Häme von Trump Macron will härter gegen "Gelbwesten"-Protestler durchgreifen

Von afp

In Paris ist es erneut zu gewaltvollen Ausschreitungen gekommen. Foto: dpa/XinHuaIn Paris ist es erneut zu gewaltvollen Ausschreitungen gekommen. Foto: dpa/XinHua

Paris. Wieder herrschte bei den jüngsten "Gelbwesten"-Protesten Gewalt und Zerstörung in Paris. Frankreichs Präsident Emmanuel Macron kündigte an, härter durchgreifen zu wollen. Für die neuen Ausschreitungen in seinem Land erhält er wieder Spott von US-Präsident Trump.

Nach der massiven Gewalt bei den jüngsten Gelbwesten-Protesten in Frankreich hat Staatschef Emmanuel Macron zusätzliche entschiedene Maßnahmen zur Verhinderung solcher Exzesse angekündigt. Bei einem Besuch im Krisenstab des Innenministeriums in Paris sagte Macron am Samstagabend, es werde "starke, zusätzliche Entscheidungen" dazu geben.

Macron unterbricht Skiurlaub

Zwar habe seine Regierung seit November bereits eine Reihe von Maßnahmen gegen Randalierer ergriffen. Die Gewalt bei den Protesten diesen Samstag hätten aber gezeigt, dass dies nicht ausreiche, hob Macron hervor. Der Präsident hatte wegen der Ausschreitungen einen Kurz-Skiurlaub in den Pyrenäen abgebrochen und war nach Paris zurückgekehrt.

Auf Twitter schrieb Macron, dass die Menschen versuchen, die Republik zu zerstören:

Und kündigte stärkere Entscheidungen an:

Randalierer hatten am Samstag auf dem Pariser Prachtboulevard Champs-Elysées Geschäfte geplündert und in Brand gesetzt. Sie errichteten brennende Barrikaden und zündeten eine Bankfiliale an. Beim Brand des darüber liegenden Wohnhauses wurden elf Menschen verletzt. Fast 240 Menschen wurden festgenommen. Macron sagte, alle, die bei den Randalen dabei gewesen seien, hätten sich "zu Komplizen" der Gewalttäter gemacht.

"Anti-Randalierer-Gesetz"

Die "Gelbwesten" gehen in Frankreich seit vier Monaten jedes Wochenende auf die Straße, um Steuersenkungen und mehr soziale Gerechtigkeit zu fordern. Dabei gab es immer wieder auch gewalttätige Ausschreitungen. Die Demonstranten werfen ihrerseits der Polizei übertriebene Gewaltanwendung vor.

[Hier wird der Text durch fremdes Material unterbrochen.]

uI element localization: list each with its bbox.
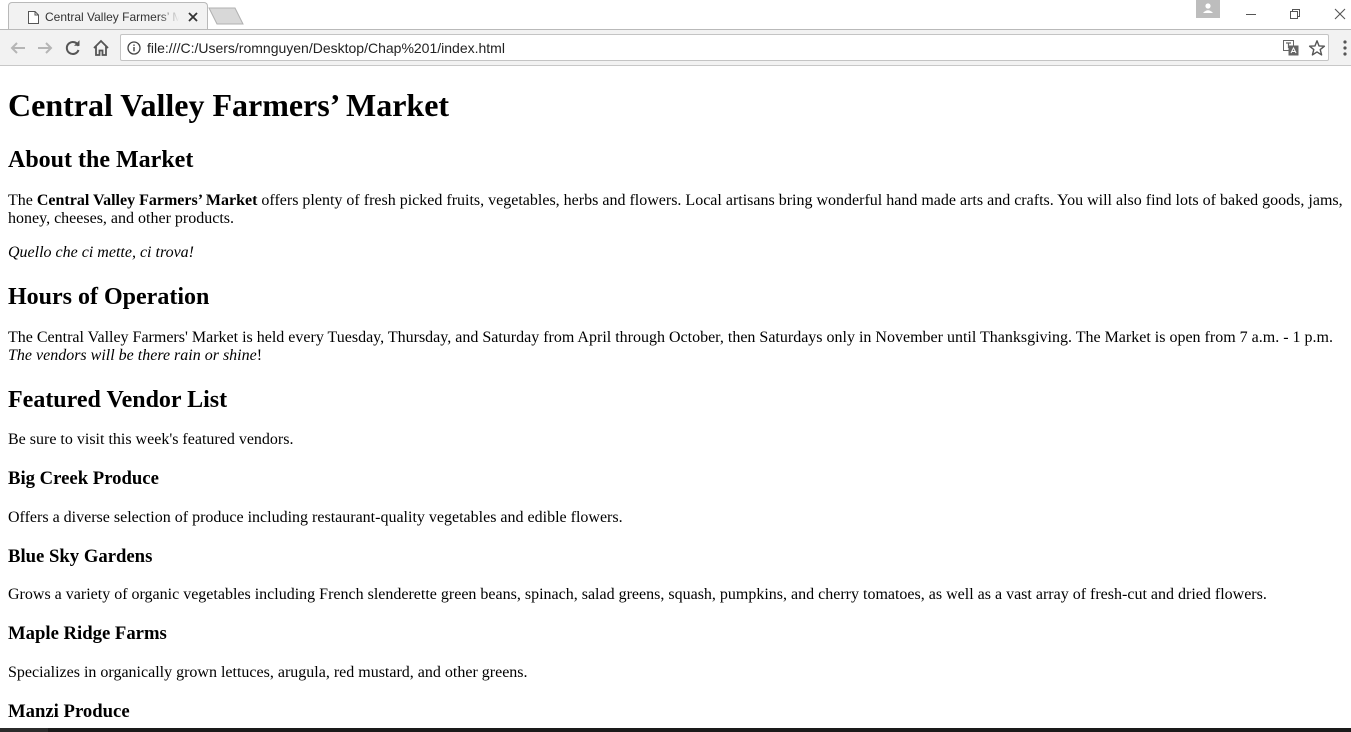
- browser-tab[interactable]: Central Valley Farmers’ Market: [8, 2, 208, 30]
- hours-heading: Hours of Operation: [8, 284, 210, 310]
- window-close-button[interactable]: [1317, 0, 1351, 28]
- hours-note-end: !: [256, 347, 263, 364]
- intro-prefix: The: [8, 192, 37, 209]
- address-bar[interactable]: file:///C:/Users/romnguyen/Desktop/Chap%…: [120, 34, 1329, 61]
- market-name: Central Valley Farmers’ Market: [36, 192, 258, 209]
- hours-text: The Central Valley Farmers' Market is he…: [8, 329, 1343, 365]
- about-heading: About the Market: [8, 147, 194, 173]
- page-icon: [28, 11, 39, 24]
- back-button[interactable]: [8, 38, 28, 58]
- home-button[interactable]: [91, 38, 111, 58]
- vendor-name: Blue Sky Gardens: [8, 546, 153, 567]
- vendors-heading: Featured Vendor List: [8, 387, 228, 413]
- about-intro: The Central Valley Farmers’ Market offer…: [8, 192, 1343, 228]
- vendor-description: Grows a variety of organic vegetables in…: [8, 586, 1267, 603]
- bookmark-star-icon[interactable]: [1308, 39, 1326, 57]
- arrow-right-icon: [38, 42, 53, 54]
- restore-icon: [1289, 9, 1300, 19]
- translate-icon[interactable]: [1283, 40, 1299, 56]
- tab-title: Central Valley Farmers’ Market: [45, 10, 179, 24]
- profile-button[interactable]: [1196, 0, 1220, 18]
- more-vert-icon[interactable]: [1342, 39, 1348, 57]
- arrow-left-icon: [10, 42, 25, 54]
- minimize-button[interactable]: [1228, 0, 1273, 28]
- taskbar-edge: [0, 728, 1351, 732]
- restore-button[interactable]: [1272, 0, 1317, 28]
- page-title: Central Valley Farmers’ Market: [8, 87, 450, 123]
- browser-toolbar: file:///C:/Users/romnguyen/Desktop/Chap%…: [0, 29, 1351, 66]
- close-icon: [1334, 8, 1345, 20]
- about-motto: Quello che ci mette, ci trova!: [8, 244, 1343, 262]
- url-text[interactable]: file:///C:/Users/romnguyen/Desktop/Chap%…: [147, 40, 505, 56]
- vendor-name: Maple Ridge Farms: [8, 623, 167, 644]
- forward-button[interactable]: [35, 38, 55, 58]
- minimize-icon: [1245, 14, 1256, 15]
- hours-note: The vendors will be there rain or shine: [8, 347, 257, 364]
- close-icon[interactable]: [187, 11, 199, 23]
- person-icon: [1203, 3, 1213, 13]
- new-tab-button[interactable]: [208, 7, 244, 25]
- vendor-description: Specializes in organically grown lettuce…: [8, 664, 528, 681]
- vendor-name: Big Creek Produce: [8, 468, 159, 489]
- vendor-description: Offers a diverse selection of produce in…: [8, 509, 623, 526]
- motto-text: Quello che ci mette, ci trova!: [8, 244, 194, 261]
- vendor-name: Manzi Produce: [8, 701, 130, 722]
- reload-icon: [65, 40, 80, 55]
- reload-button[interactable]: [63, 38, 83, 58]
- info-icon[interactable]: [127, 41, 141, 55]
- browser-titlebar: Central Valley Farmers’ Market: [0, 0, 1351, 30]
- hours-description: The Central Valley Farmers' Market is he…: [8, 329, 1333, 346]
- home-icon: [93, 39, 109, 56]
- vendors-intro: Be sure to visit this week's featured ve…: [8, 431, 294, 448]
- page-viewport: Central Valley Farmers’ Market About the…: [0, 66, 1351, 728]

Anfang Februar beschloss die Nationalversammlung ein "Anti-Randalierer-Gesetz", Anfang März stimmte auch der französische Senat zu. Durch die Novelle wurden Demonstrationsverbote deutlich erleichtert. Präfekten können ohne richterliche Grundlage Demonstrationsverbote gegen all jene aussprechen, "die eine besonders schwere Gefahr für die öffentliche Ordnung" darstellen. Bei Zuwiderhandlung drohen den Demonstranten sechs Monate Haft und eine Geldstrafe von 7500 Euro.

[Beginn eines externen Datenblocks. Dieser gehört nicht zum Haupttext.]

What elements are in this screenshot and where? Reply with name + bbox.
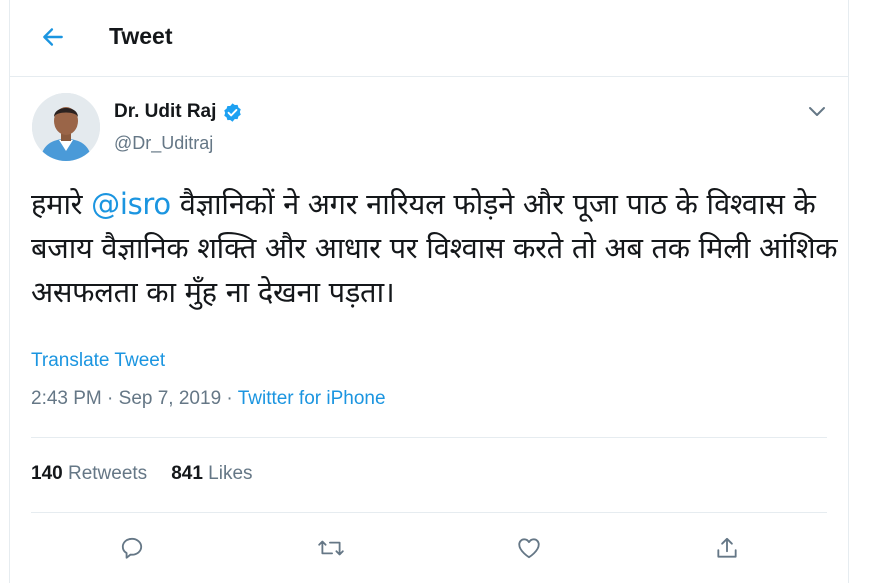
divider xyxy=(31,437,827,438)
back-arrow-icon xyxy=(43,28,63,46)
likes-label: Likes xyxy=(202,463,253,484)
tweet-card: Tweet Dr. Udit Raj @Dr_Uditraj हमारे @is… xyxy=(9,0,849,583)
meta-separator: · xyxy=(101,388,119,409)
retweets-stat[interactable]: 140 Retweets xyxy=(31,463,147,484)
chevron-down-icon xyxy=(809,107,825,116)
tweet-stats: 140 Retweets 841 Likes xyxy=(31,463,277,485)
reply-icon xyxy=(121,537,143,559)
reply-button[interactable] xyxy=(117,533,147,563)
retweet-icon xyxy=(318,540,344,556)
share-button[interactable] xyxy=(712,533,742,563)
divider xyxy=(31,512,827,513)
tweet-time[interactable]: 2:43 PM xyxy=(31,388,102,409)
tweet-text-part: हमारे xyxy=(31,187,92,221)
header-bar: Tweet xyxy=(10,0,848,77)
avatar[interactable] xyxy=(32,93,100,161)
author-name-text: Dr. Udit Raj xyxy=(114,101,217,122)
tweet-date[interactable]: Sep 7, 2019 xyxy=(119,388,221,409)
mention-link[interactable]: @isro xyxy=(91,187,171,221)
tweet-source-link[interactable]: Twitter for iPhone xyxy=(238,388,386,409)
translate-tweet-link[interactable]: Translate Tweet xyxy=(31,350,165,372)
tweet-meta: 2:43 PM · Sep 7, 2019 · Twitter for iPho… xyxy=(31,388,386,410)
like-button[interactable] xyxy=(514,533,544,563)
author-name[interactable]: Dr. Udit Raj xyxy=(114,101,243,123)
verified-badge-icon xyxy=(222,102,243,123)
likes-stat[interactable]: 841 Likes xyxy=(171,463,252,484)
page-title: Tweet xyxy=(109,23,173,49)
share-icon xyxy=(717,537,737,558)
retweets-count: 140 xyxy=(31,463,63,484)
more-options-button[interactable] xyxy=(805,102,829,122)
likes-count: 841 xyxy=(171,463,203,484)
author-handle[interactable]: @Dr_Uditraj xyxy=(114,133,213,154)
avatar-image xyxy=(32,93,100,161)
meta-separator: · xyxy=(221,388,238,409)
back-button[interactable] xyxy=(36,20,70,54)
retweet-button[interactable] xyxy=(316,533,346,563)
retweets-label: Retweets xyxy=(62,463,148,484)
tweet-text: हमारे @isro वैज्ञानिकों ने अगर नारियल फो… xyxy=(31,182,841,314)
like-icon xyxy=(518,538,540,559)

Das "Anti-Randalierer-Gesetz" sieht zudem ein Vermummungsverbot vor: Wer sein Gesicht teilweise oder ganz verhüllt, muss mit einem Jahr Haft und 15.000 Euro Geldstrafe rechnen. Kritiker sehen in dem Gesetz einen Maulkorb für Regierungsgegner.

Kritik von Trump

Nach den jüngsten Protesten hat US-Präsident Donald Trump die Klimapolitik der französischen Regierung attackiert. "Wie funktioniert das Pariser Klimaschutzabkommen für Frankreich?", schrieb Trump am Samstag im Kurzbotschaftendienst Twitter. "Nicht so gut, schätze ich nach den seit 18 Wochen anhaltenden Unruhen der Gelbwesten-Demonstranten!" Zugleich lobte Trump seine eigene Klimapolitik. Die USA seien in "allen Listen zur Umwelt an die Spitze aufgestiegen".